12 En la Primera carta a los corintios, de Clemente de Roma, en la Carta a los efesios, de Ignacio y en la Carta de Policarpo a los filipenses se mencionan las «cartas de Pablo». El texto neotestamentario de 2 P 3.15 indica otro tanto. (En la carta de Policarpo también se hace referencia a una colección de las cartas de Ignacio, obispo de Antioquía y mártir.)
13 Recordemos que ninguno de los cuatro evangelios da el nombre de su autor. La asignación a los cuatro «evangelistas» es unos cuantos años posterior a los mismos evangelios y corresponde a la tradición oral de la que tenemos testimonio escrito a partir del s. III.
14 Para mayor información sobre estos aspectos, véase la siguiente obra: Julio Trebolle Barrera, La Biblia judía y la Biblia cristiana. Introducción a la historia de la Biblia (Madrid: Editorial Trotta, 1993). En las páginas 258–263 se encuentra una lista de las obras canónicas y no canónicas (o apócrifas), organizadas por sus géneros (evangelios, hechos, etcétera), y seguida por una breve explicación de las segundas. Se añade, además, una lista de «interpolaciones cristianas», escritos de los Padres apostólicos y tratados doctrinales ymorales.Véanse también: M.G. Mara, «Apócrifos», en: Diccionario patrístico y de la antigüedad cristiana (Salamanca: Sígueme, 1991), 2 volúmenes; y A. Sánchez Otero, Los evangelios apócrifos (Madrid: B.A.C., 1956).
Además, en la etapa inmediatamente posterior a los apóstoles hubo cristianos —entre los que se contaban algunos que con su sangre habían sellado la genuinidad de su testimonio y de su vida, como Ignacio, Obispo de Antioquía, o como Justino, de sobrenombre Mártir o el Filósofo— que escribieron obras muy importantes, ya sea para defensa de la fe o para la edificación de los cristianos. Algunas de esas obras resultaron ser sobremanera apreciadas por muchas comunidades cristianas, donde se leían con verdadera veneración y respeto.
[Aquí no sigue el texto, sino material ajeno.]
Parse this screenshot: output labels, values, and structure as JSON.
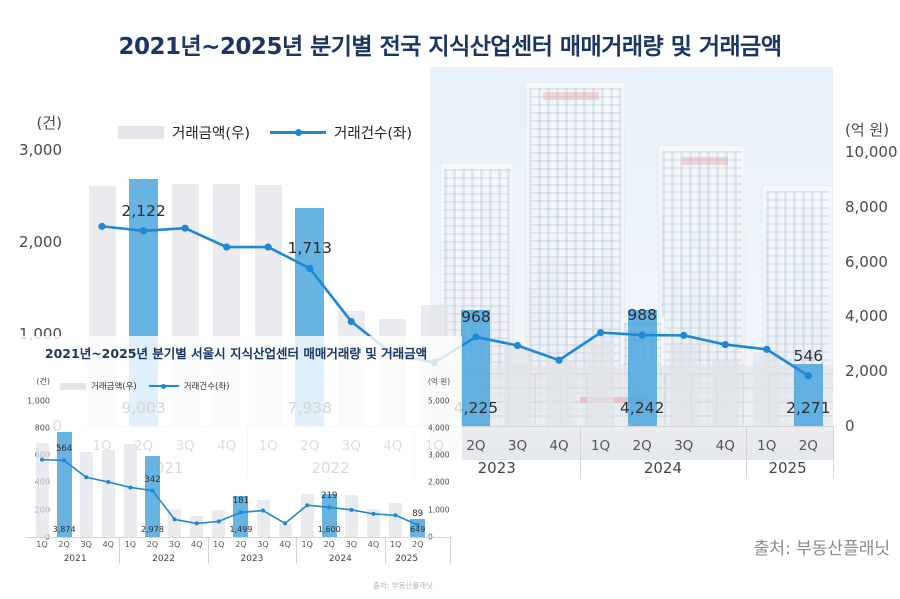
{
  "page": {
    "title": "2021년~2025년 분기별 전국 지식산업센터 매매거래량 및 거래금액",
    "source": "출처: 부동산플래닛"
  },
  "colors": {
    "title_navy": "#1B3666",
    "bar_gray": "#E3E5E9",
    "bar_highlight_blue": "#55AFE4",
    "line_blue": "#1F87D3",
    "label_text": "#2E2E2E",
    "axis_text": "#4A4A4A",
    "source_gray": "#8C8C8C"
  },
  "chart_data": [
    {
      "id": "national",
      "type": "bar+line",
      "region": "전국",
      "title": "2021년~2025년 분기별 전국 지식산업센터 매매거래량 및 거래금액",
      "categories": [
        "1Q",
        "2Q",
        "3Q",
        "4Q",
        "1Q",
        "2Q",
        "3Q",
        "4Q",
        "1Q",
        "2Q",
        "3Q",
        "4Q",
        "1Q",
        "2Q",
        "3Q",
        "4Q",
        "1Q",
        "2Q"
      ],
      "year_groups": [
        {
          "label": "2021",
          "span": 4
        },
        {
          "label": "2022",
          "span": 4
        },
        {
          "label": "2023",
          "span": 4
        },
        {
          "label": "2024",
          "span": 4
        },
        {
          "label": "2025",
          "span": 2
        }
      ],
      "left_axis": {
        "title": "(건)",
        "ticks": [
          "3,000",
          "2,000",
          "1,000",
          "0"
        ],
        "range": [
          0,
          3000
        ]
      },
      "right_axis": {
        "title": "(억 원)",
        "ticks": [
          "10,000",
          "8,000",
          "6,000",
          "4,000",
          "2,000",
          "0"
        ],
        "range": [
          0,
          10000
        ]
      },
      "series": [
        {
          "name": "거래금액(우)",
          "type": "bar",
          "axis": "right",
          "unit": "억 원",
          "values": [
            8760,
            9003,
            8830,
            8830,
            8810,
            7938,
            4200,
            3900,
            4400,
            4225,
            2850,
            2410,
            3140,
            4242,
            2960,
            2410,
            2700,
            2271
          ],
          "label_indices": [
            1,
            5,
            9,
            13,
            17
          ],
          "label_texts": [
            "9,003",
            "7,938",
            "4,225",
            "4,242",
            "2,271"
          ]
        },
        {
          "name": "거래건수(좌)",
          "type": "line",
          "axis": "left",
          "unit": "건",
          "values": [
            2170,
            2122,
            2150,
            1945,
            1945,
            1713,
            1135,
            780,
            690,
            968,
            875,
            715,
            1015,
            988,
            985,
            885,
            833,
            546
          ],
          "label_indices": [
            1,
            5,
            9,
            13,
            17
          ],
          "label_texts": [
            "2,122",
            "1,713",
            "968",
            "988",
            "546"
          ]
        }
      ]
    },
    {
      "id": "seoul",
      "type": "bar+line",
      "region": "서울시",
      "title": "2021년~2025년 분기별 서울시 지식산업센터 매매거래량 및 거래금액",
      "source": "출처: 부동산플래닛",
      "categories": [
        "1Q",
        "2Q",
        "3Q",
        "4Q",
        "1Q",
        "2Q",
        "3Q",
        "4Q",
        "1Q",
        "2Q",
        "3Q",
        "4Q",
        "1Q",
        "2Q",
        "3Q",
        "4Q",
        "1Q",
        "2Q"
      ],
      "year_groups": [
        {
          "label": "2021",
          "span": 4
        },
        {
          "label": "2022",
          "span": 4
        },
        {
          "label": "2023",
          "span": 4
        },
        {
          "label": "2024",
          "span": 4
        },
        {
          "label": "2025",
          "span": 2
        }
      ],
      "left_axis": {
        "title": "(건)",
        "ticks": [
          "1,000",
          "800",
          "600",
          "400",
          "200",
          "0"
        ],
        "range": [
          0,
          1000
        ]
      },
      "right_axis": {
        "title": "(억 원)",
        "ticks": [
          "5,000",
          "4,000",
          "3,000",
          "2,000",
          "1,000",
          "0"
        ],
        "range": [
          0,
          5000
        ]
      },
      "series": [
        {
          "name": "거래금액(우)",
          "type": "bar",
          "axis": "right",
          "unit": "억 원",
          "values": [
            3470,
            3874,
            3140,
            3200,
            3430,
            2978,
            1030,
            775,
            1000,
            1499,
            1365,
            480,
            1585,
            1600,
            1550,
            1030,
            1255,
            649
          ],
          "label_indices": [
            1,
            5,
            9,
            13,
            17
          ],
          "label_texts": [
            "3,874",
            "2,978",
            "1,499",
            "1,600",
            "649"
          ]
        },
        {
          "name": "거래건수(좌)",
          "type": "line",
          "axis": "left",
          "unit": "건",
          "values": [
            570,
            564,
            440,
            405,
            365,
            342,
            130,
            100,
            115,
            181,
            195,
            100,
            234,
            219,
            200,
            170,
            160,
            89
          ],
          "label_indices": [
            1,
            5,
            9,
            13,
            17
          ],
          "label_texts": [
            "564",
            "342",
            "181",
            "219",
            "89"
          ]
        }
      ]
    }
  ]
}
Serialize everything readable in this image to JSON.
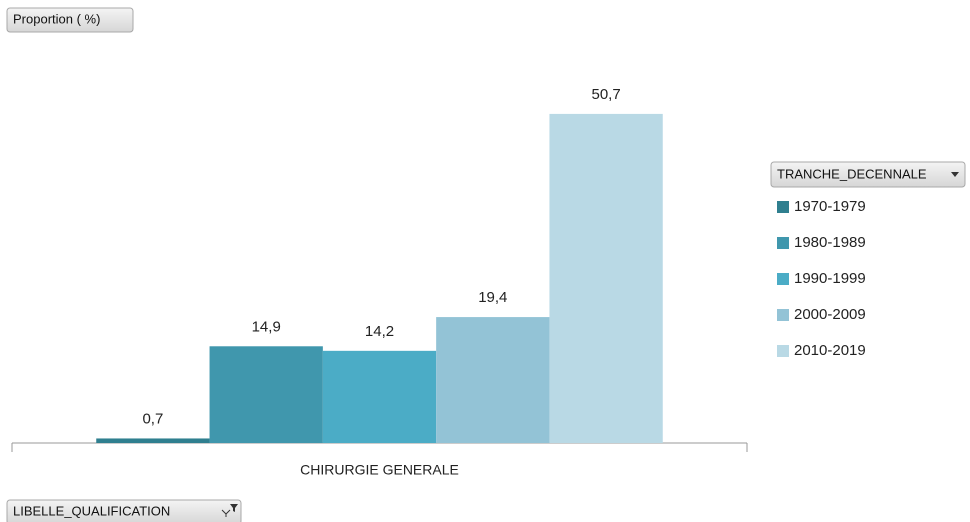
{
  "chart_data": {
    "type": "bar",
    "ylabel": "Proportion ( %)",
    "legend_title": "TRANCHE_DECENNALE",
    "xlabel": "LIBELLE_QUALIFICATION",
    "categories": [
      "CHIRURGIE GENERALE"
    ],
    "ylim": [
      0,
      55
    ],
    "legend": "right",
    "series": [
      {
        "name": "1970-1979",
        "color": "#2f7f8f",
        "values": [
          0.7
        ],
        "value_labels": [
          "0,7"
        ]
      },
      {
        "name": "1980-1989",
        "color": "#4097ad",
        "values": [
          14.9
        ],
        "value_labels": [
          "14,9"
        ]
      },
      {
        "name": "1990-1999",
        "color": "#4bacc6",
        "values": [
          14.2
        ],
        "value_labels": [
          "14,2"
        ]
      },
      {
        "name": "2000-2009",
        "color": "#93c3d6",
        "values": [
          19.4
        ],
        "value_labels": [
          "19,4"
        ]
      },
      {
        "name": "2010-2019",
        "color": "#b9d9e5",
        "values": [
          50.7
        ],
        "value_labels": [
          "50,7"
        ]
      }
    ]
  }
}
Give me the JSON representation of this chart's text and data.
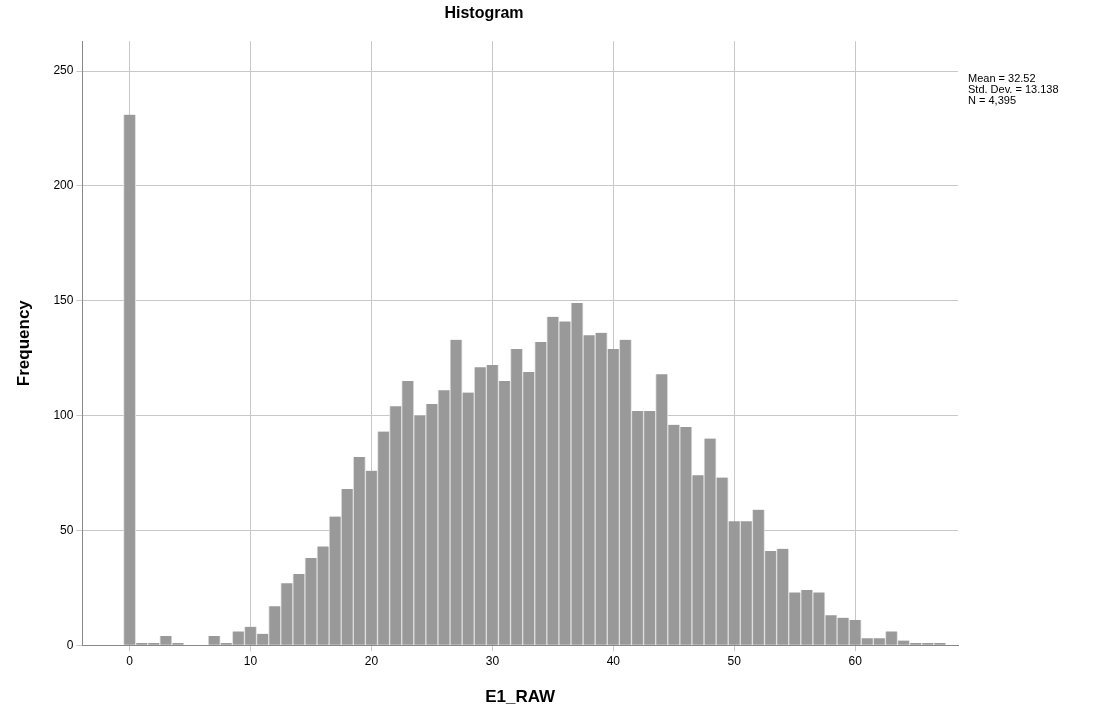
{
  "chart_data": {
    "type": "histogram",
    "title": "Histogram",
    "xlabel": "E1_RAW",
    "ylabel": "Frequency",
    "bins": [
      -0.5,
      0.5,
      1.5,
      2.5,
      3.5,
      4.5,
      5.5,
      6.5,
      7.5,
      8.5,
      9.5,
      10.5,
      11.5,
      12.5,
      13.5,
      14.5,
      15.5,
      16.5,
      17.5,
      18.5,
      19.5,
      20.5,
      21.5,
      22.5,
      23.5,
      24.5,
      25.5,
      26.5,
      27.5,
      28.5,
      29.5,
      30.5,
      31.5,
      32.5,
      33.5,
      34.5,
      35.5,
      36.5,
      37.5,
      38.5,
      39.5,
      40.5,
      41.5,
      42.5,
      43.5,
      44.5,
      45.5,
      46.5,
      47.5,
      48.5,
      49.5,
      50.5,
      51.5,
      52.5,
      53.5,
      54.5,
      55.5,
      56.5,
      57.5,
      58.5,
      59.5,
      60.5,
      61.5,
      62.5,
      63.5,
      64.5,
      65.5,
      66.5,
      67.5
    ],
    "values": [
      231,
      1,
      1,
      4,
      1,
      0,
      0,
      4,
      1,
      6,
      8,
      5,
      17,
      27,
      31,
      38,
      43,
      56,
      68,
      82,
      76,
      93,
      104,
      115,
      100,
      105,
      111,
      133,
      110,
      121,
      122,
      115,
      129,
      119,
      132,
      143,
      141,
      149,
      135,
      136,
      129,
      133,
      102,
      102,
      118,
      96,
      95,
      74,
      90,
      73,
      54,
      54,
      59,
      41,
      42,
      23,
      24,
      23,
      13,
      12,
      11,
      3,
      3,
      6,
      2,
      1,
      1,
      1
    ],
    "color": "#999999",
    "xlim": [
      -3.9,
      68.5
    ],
    "xticks": [
      0,
      10,
      20,
      30,
      40,
      50,
      60
    ],
    "ylim": [
      0,
      263
    ],
    "yticks": [
      0,
      50,
      100,
      150,
      200,
      250
    ],
    "grid": true,
    "annotations": [
      "Mean = 32.52",
      "Std. Dev. = 13.138",
      "N = 4,395"
    ]
  }
}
De entre ellas, unas, como la Primera epístola de Clemente de Roma a los corintios, la Carta de Bernabé, El Pastor, de Hermas, la Didajé y otras, llegaron a ser consideradas por muchos cristianos, y por las comunidades a las que ellos pertenecían, como obras canónicas y, por tanto, como escritos sagrados investidos de autoridad para la Iglesia.